Home >Home Page >India, China in talks for free trade pact

Hua Hin, Thailand: India said on Sunday that it is in discussions with China for a free trade agreement (FTA) to break down duty barriers to bilateral trade.

The statement by Prime Minister Manmohan Singh came a day after he and Chinese Premier Wen Jiabao met here and agreed not to let differences between the two countries to hurt bilateral cooperation. The two nations have had barbed exchanges recently over issues such as sovereignty over Arunachal Pradesh.

Joining hands: Prime Minister Manmohan Singh (left) with Chinese Premier Wen Jiabao at a hotel in Hua Hin, Thailand, on Saturday. AP

“We are in discussions with Japan, China, Thailand and Malaysia and other countries to conclude agreements of a similar nature," Singh said at the Fourth East Asia Summit here.

Faced with a huge trade imbalance in favour of China, Indian industry has strongly opposed signing any FTA-like pact with it. The commerce ministry has launched a number of investigations against China for allegedly dumping goods in the Indian market.

Against exports of $9.26 billion (around Rs43,000 crore), imports from China to India totalled $31.33 billion in the last fiscal year.

India is also in favour of creating a large Asian trade and investment community. Singh said that the focus should be on creating local demand as economies try to emerge from the financial crisis. “Our focus should be on generation of stronger domestic demand in Asian economies through investment in infrastructure, creation and strengthening of the social welfare," he said.

Singh and Wen agreed on Saturday that the two countries should handle carefully the differences over the borders which should not be allowed to act as impediments.

It was important for the two fastest growing economies in the world to live in harmony to ensure that the present century belongs to Asia, both leaders said.

Singh said the vision of economic integration by coalescing the FTAs into a regional trade agreement is a pivotal step towards the integration of Asia into a common unit.

“This can lead to the creation of a broader Asian economic community," he said, adding that there was a need to move forward in this direction and “exhibit the requisite political will".

Bilateral talks between New Delhi and Beijing are expected to come under spotlight during the tri-nation meet of Russia, India and China here on October 27, as the two Asian giants seek to take forward the initiative by their Premiers to ease tensions over the border issue.

Indian foreign minister S M Krishna and his Chinese counterpart Yang Jiechi would hold bilateral discussions on the sidelines of the three-nation meet close on the heels of the talks between Prime Minister Manmohan Singh and his Chinese counterpart Wen Jiabao in Thailand on the margins of the Asean -India summit on Saturday.

Russia will be represented by Sergei Lavrov.

Meeting in the backdrop of intensified rhetoric between the two nations over Arunachal Pradesh, Singh and Wen agreed that bilateral issues should be properly handled through talks but skirted the row over the north eastern state.

In their fifth standalone meeting, the foreign ministers of the three countries are expected to discuss regional and international issues apart from working out a strategy to explore ways to strengthen their trilateral cooperation.

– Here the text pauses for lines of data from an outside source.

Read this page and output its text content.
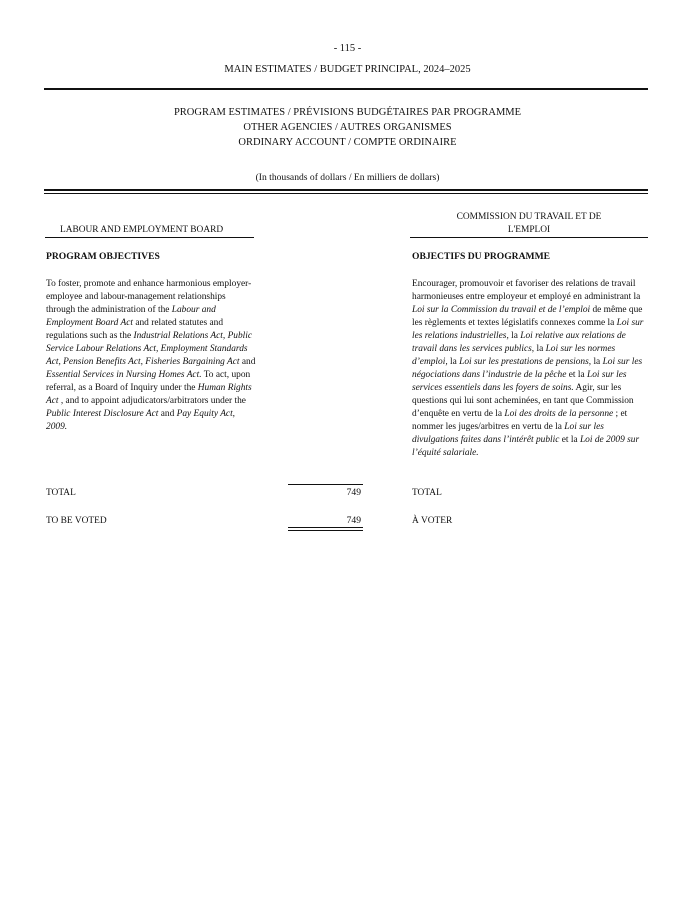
- 115 -
MAIN ESTIMATES / BUDGET PRINCIPAL, 2024–2025
PROGRAM ESTIMATES / PRÉVISIONS BUDGÉTAIRES PAR PROGRAMME
OTHER AGENCIES / AUTRES ORGANISMES
ORDINARY ACCOUNT / COMPTE ORDINAIRE
(In thousands of dollars / En milliers de dollars)
LABOUR AND EMPLOYMENT BOARD
COMMISSION DU TRAVAIL ET DE L'EMPLOI
PROGRAM OBJECTIVES	OBJECTIFS DU PROGRAMME
To foster, promote and enhance harmonious employer-employee and labour-management relationships through the administration of the Labour and Employment Board Act and related statutes and regulations such as the Industrial Relations Act, Public Service Labour Relations Act, Employment Standards Act, Pension Benefits Act, Fisheries Bargaining Act and Essential Services in Nursing Homes Act. To act, upon referral, as a Board of Inquiry under the Human Rights Act , and to appoint adjudicators/arbitrators under the Public Interest Disclosure Act and Pay Equity Act, 2009.
Encourager, promouvoir et favoriser des relations de travail harmonieuses entre employeur et employé en administrant la Loi sur la Commission du travail et de l’emploi de même que les règlements et textes législatifs connexes comme la Loi sur les relations industrielles, la Loi relative aux relations de travail dans les services publics, la Loi sur les normes d’emploi, la Loi sur les prestations de pensions, la Loi sur les négociations dans l’industrie de la pêche et la Loi sur les services essentiels dans les foyers de soins. Agir, sur les questions qui lui sont acheminées, en tant que Commission d’enquête en vertu de la Loi des droits de la personne ; et nommer les juges/arbitres en vertu de la Loi sur les divulgations faites dans l’intérêt public et la Loi de 2009 sur l’équité salariale.
TOTAL	749	TOTAL
TO BE VOTED	749	À VOTER
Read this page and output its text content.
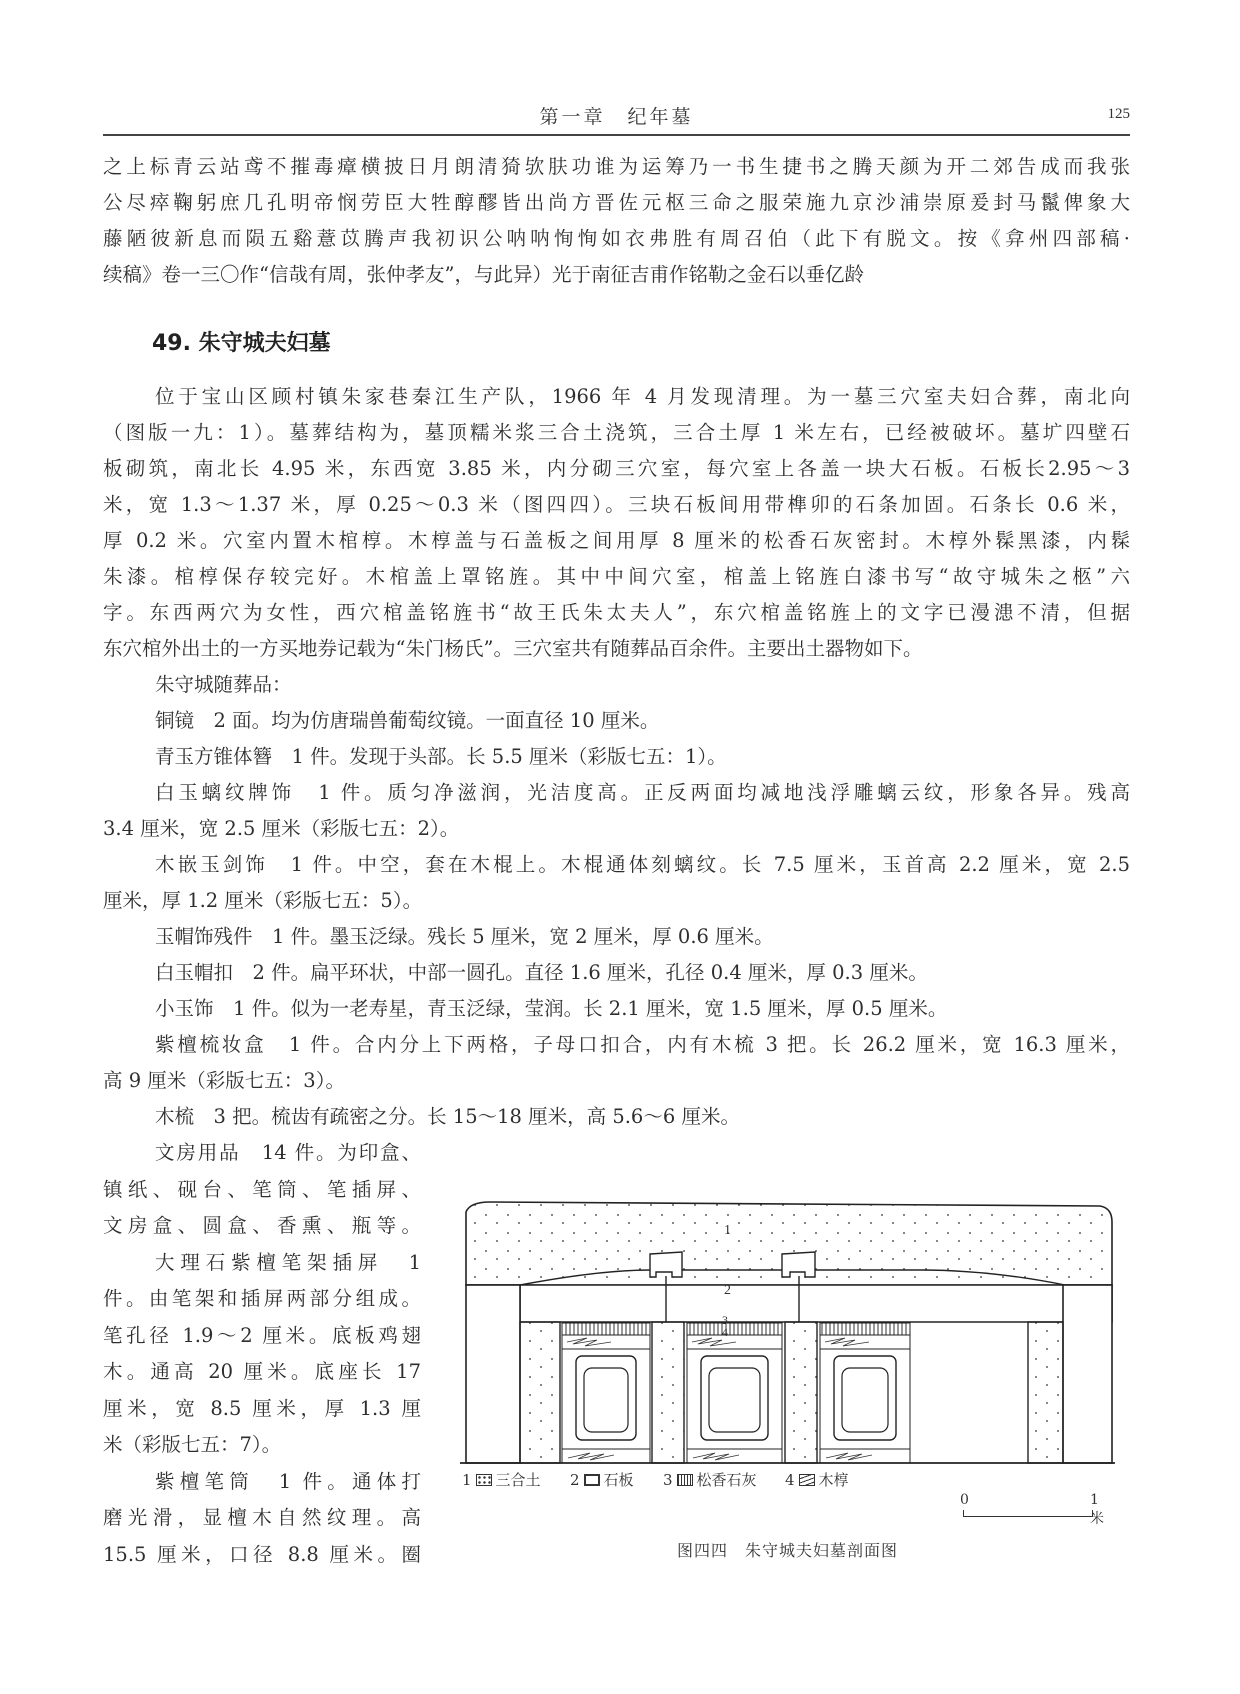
第一章　纪年墓	125
之上标青云站鸢不摧毒瘴横披日月朗清猗欤肤功谁为运筹乃一书生捷书之腾天颜为开二郊告成而我张
公尽瘁鞠躬庶几孔明帝悯劳臣大牲醇醪皆出尚方晋佐元枢三命之服荣施九京沙浦崇原爰封马鬣俾象大
藤陋彼新息而陨五谿薏苡腾声我初识公呐呐恂恂如衣弗胜有周召伯（此下有脱文。按《弇州四部稿·
续稿》卷一三〇作“信哉有周，张仲孝友”，与此异）光于南征吉甫作铭勒之金石以垂亿龄
49. 朱守城夫妇墓
位于宝山区顾村镇朱家巷秦江生产队，1966 年 4 月发现清理。为一墓三穴室夫妇合葬，南北向
（图版一九：1）。墓葬结构为，墓顶糯米浆三合土浇筑，三合土厚 1 米左右，已经被破坏。墓圹四壁石
板砌筑，南北长 4.95 米，东西宽 3.85 米，内分砌三穴室，每穴室上各盖一块大石板。石板长2.95～3
米，宽 1.3～1.37 米，厚 0.25～0.3 米（图四四）。三块石板间用带榫卯的石条加固。石条长 0.6 米，
厚 0.2 米。穴室内置木棺椁。木椁盖与石盖板之间用厚 8 厘米的松香石灰密封。木椁外髹黑漆，内髹
朱漆。棺椁保存较完好。木棺盖上罩铭旌。其中中间穴室，棺盖上铭旌白漆书写“故守城朱之柩”六
字。东西两穴为女性，西穴棺盖铭旌书“故王氏朱太夫人”，东穴棺盖铭旌上的文字已漫漶不清，但据
东穴棺外出土的一方买地券记载为“朱门杨氏”。三穴室共有随葬品百余件。主要出土器物如下。
朱守城随葬品：
铜镜　2 面。均为仿唐瑞兽葡萄纹镜。一面直径 10 厘米。
青玉方锥体簪　1 件。发现于头部。长 5.5 厘米（彩版七五：1）。
白玉螭纹牌饰　1 件。质匀净滋润，光洁度高。正反两面均减地浅浮雕螭云纹，形象各异。残高
3.4 厘米，宽 2.5 厘米（彩版七五：2）。
木嵌玉剑饰　1 件。中空，套在木棍上。木棍通体刻螭纹。长 7.5 厘米，玉首高 2.2 厘米，宽 2.5
厘米，厚 1.2 厘米（彩版七五：5）。
玉帽饰残件　1 件。墨玉泛绿。残长 5 厘米，宽 2 厘米，厚 0.6 厘米。
白玉帽扣　2 件。扁平环状，中部一圆孔。直径 1.6 厘米，孔径 0.4 厘米，厚 0.3 厘米。
小玉饰　1 件。似为一老寿星，青玉泛绿，莹润。长 2.1 厘米，宽 1.5 厘米，厚 0.5 厘米。
紫檀梳妆盒　1 件。合内分上下两格，子母口扣合，内有木梳 3 把。长 26.2 厘米，宽 16.3 厘米，
高 9 厘米（彩版七五：3）。
木梳　3 把。梳齿有疏密之分。长 15～18 厘米，高 5.6～6 厘米。
文房用品　14 件。为印盒、
镇纸、砚台、笔筒、笔插屏、
文房盒、圆盒、香熏、瓶等。
大理石紫檀笔架插屏　1
件。由笔架和插屏两部分组成。
笔孔径 1.9～2 厘米。底板鸡翅
木。通高 20 厘米。底座长 17
厘米，宽 8.5 厘米，厚 1.3 厘
米（彩版七五：7）。
紫檀笔筒　1 件。通体打
磨光滑，显檀木自然纹理。高
15.5 厘米，口径 8.8 厘米。圈
1
2
3
4
1 三合土 2 石板 3 松香石灰 4 木椁
0	1米
图四四　朱守城夫妇墓剖面图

The city is playing host to a major international event 23 years after the SAARC summit staged during November, 1986.

The meeting apparently being held here at the initiative of Krishna, a former chief minister of Karnataka, will also outline common goals and objectives of the countries and try to synergise their efforts to achieve them.

The visiting foreign ministers along with their team of officials will arrive in the city by tomorrow evening.

Tight security arrangements have been put in place for the meeting.

Official sources said the foreign ministers would hold a joint media briefing by afternoon at the conclusion of their meet which would also focus on issues of energy security, climate change, counter-terrorism and trans-national crime.

Krishna-Yang meeting assumes greater significance in the backdrop of heightened spat between the two nations after China objected to the visit by Singh to Arunachal Pradesh, raking up its claim over the state.

China’s assertion had evoked strong response from India which declared Arunachal Pradesh as its integral part and questioned Beijing’s involvement in projects in Pakistan-Occupied Kashmir, saying it was not in the interest of Sino-India relations.

Beijing had also protested Tibetan spiritual leader Dalai Lama’s proposed visit to Arunachal Pradesh next month but New Delhi has said he was free to visit any part of India.

Issue of visa to people from Jammu and Kashmir on loose sheets by China, to which New Delhi took exception, and Beijing’s reported move over upstream water projects on the Yaluzangbu, Brahamaputra on the Indian side, had also added to the rising temperature in their relations.

The Manmohan-Wen meeting on Saturday has, however, lent a conciliatory tone with the two leaders underlining the importance of building trust, harmony and better understanding in their bilateral ties.